Jazz music was not top of my music listening in 1988 when Ed de Vlam joined the Jasmine Minks. The trumpet playing of Derek on songs like Choice and Cry For A Man had some lovely jazziness to them, as did Martin’s Jaco Pastorius-like slinky fretless bass playing on songs such as Think and Everybody’s Got To Grow Up Sometime (the working title for our first full album – later ditched as the song was deemed too soulful for the label). But we had just recorded Another Age, a guitar pop album by any definition. After our frontman, Adam, left, Wattie joined and was our inspiration to keep on going. But he had gone back to Aberdeen and Dave Arnold, who had filled in brilliantly since then, went back full-time to his home group, The Claim, (who, by the way, still sound fantastic today) who we had borrowed him from. We were playing as a four-piece with guitar, bass, organ and drums, but many of our songs worked better with a rhythm guitar and a lead guitar so we sounded a bit empty. Ed came to my knowledge after a friend, Michael, came to see us at a gig in a pub near the Angel Islington and introduced us. Ed was an accomplished musician, able to sing and play guitar with a fluid precision which was rare in the 80’s when musicianship was frowned upon, as if it was not cool to actually play your fucking instrument well!

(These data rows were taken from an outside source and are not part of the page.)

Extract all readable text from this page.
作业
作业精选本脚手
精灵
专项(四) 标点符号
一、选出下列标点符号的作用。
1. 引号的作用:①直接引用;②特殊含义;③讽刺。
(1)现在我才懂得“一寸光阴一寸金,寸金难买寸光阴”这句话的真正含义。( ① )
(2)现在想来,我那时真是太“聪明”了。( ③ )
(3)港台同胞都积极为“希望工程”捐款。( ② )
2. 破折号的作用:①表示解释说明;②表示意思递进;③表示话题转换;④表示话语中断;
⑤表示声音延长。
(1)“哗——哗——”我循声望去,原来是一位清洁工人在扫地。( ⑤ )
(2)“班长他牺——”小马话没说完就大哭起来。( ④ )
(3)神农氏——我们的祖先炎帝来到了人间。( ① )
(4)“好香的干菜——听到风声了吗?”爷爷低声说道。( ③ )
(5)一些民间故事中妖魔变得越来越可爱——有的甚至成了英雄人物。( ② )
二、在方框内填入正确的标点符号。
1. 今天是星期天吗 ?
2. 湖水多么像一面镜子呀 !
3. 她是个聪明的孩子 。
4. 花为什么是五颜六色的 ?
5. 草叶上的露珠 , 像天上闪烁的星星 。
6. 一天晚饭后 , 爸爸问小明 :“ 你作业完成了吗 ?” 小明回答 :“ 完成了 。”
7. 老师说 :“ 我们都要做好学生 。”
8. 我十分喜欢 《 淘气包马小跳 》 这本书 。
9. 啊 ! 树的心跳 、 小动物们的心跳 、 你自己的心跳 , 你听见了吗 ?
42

I quickly struck up a good relationship with Ed and would go round to his house in East London (I later moved in as did Minks roadies Pat and Mark) and jam, teaching him our songs. He had this nice Hi-Fi on an amazing triangular-shaped shelving unit designed by his brother (who would later design a concept vending machine for Durex). His records were not the kind that I knew – jazz and prog rock in particular were not cool to me. But Ed did not understand the meaning of cool – a great asset in my mind. At first I was blown away just by hearing an excellent record player, amplifier and speakers (I’d never heard anything as clear as this in someone’s home before). But gradually I got into the music he played when we stopped jamming and had a cup of tea. Ed would try to teach me extended chords on the guitar, but I was a slow learner and if he changed chords too quickly I was lost. He was a patient tutor and would gallantly hand over lead guitar duties to me if he thought he couldn’t improve on what I came up with (which was rare). Ed was obviously influenced by jazz – he had an attention to detail and a musician’s mind – I worked with emotions and hearing but Ed used all those things plus an in-depth knowledge of notation, rhythm and an abundance of natural talent. I developed a penchant for more expressive chords and took some more guitar lessons and started learning classical guitar – Ed lent me his nylon-strung guitar. (He played the same guitar on the recording of Shiny And Black)
Ed joined The Jasmine Minks and played at loads of our gigs. I was in the middle of writing a new set of songs and we’d introduce them one at a time to our live set. I’d end up writing enough songs for a double album but reduced the number of songs to make Scratch The Surface, our fourth album for Creation Records. In the process of writing the album I’d get Tom and Ed over to my house to listen to the new songs. Ed and Tom were busy adding great rhythm and lead parts. We booked a studio in Walthamstow (it was where the No. 1 hit “Star Trekking” was recorded and the owner, who had written and recorded it, had retired to Spain from the royalties) and we recorded 4 songs with Ed. They sounded good, we sounded like a pretty tight band, having played live a lot so we then booked into Greenhouse studios, just off Old Street in the City for a week to put Scratch The Surface together. Ed showed me a lovely, jazzy pop song – Playing For Keeps, just before we were due to record the album. We included it and, at my suggestion, we put it at the end of the album but left it off the track listing, making it a ‘hidden’ track. Ed had nailed the vocal in the studio, and it was an eye-opener to see how to sing properly and put a range of techniques into one song – dynamics and and an understated, Donald Fagen delivery.
Ed brought more songs to me and we incorporated one into our live set. I thought Ed was going to be a huge star – I just couldn’t see how such a talent could be ignored. He had the kind of voice that stopped people when they heard him, as witnessed in live performances. I had visions of bringing more and more of Ed’s songs into our live set and that our next album would be the best ever. But Ed wanted to move on and took a teaching job in Spain. We missed him badly – personally and musically – he had stuck with us for more than 2 years of playing and recording but The Jasmine Minks name was out of fashion – The Stone Roses came out with an album that was in a similar style to Another Age (to my ears) two years after we recorded it but we’d moved into a Pop-Rock genre, more akin to Big Star (whose name would not be trendy for a few years to come courtesy of the great Teenage Fanclub). Our gig audiences were getting smaller and smaller so Ed cut his losses and moved on. So Ed, wherever you are – we still miss you and I still have your guitar!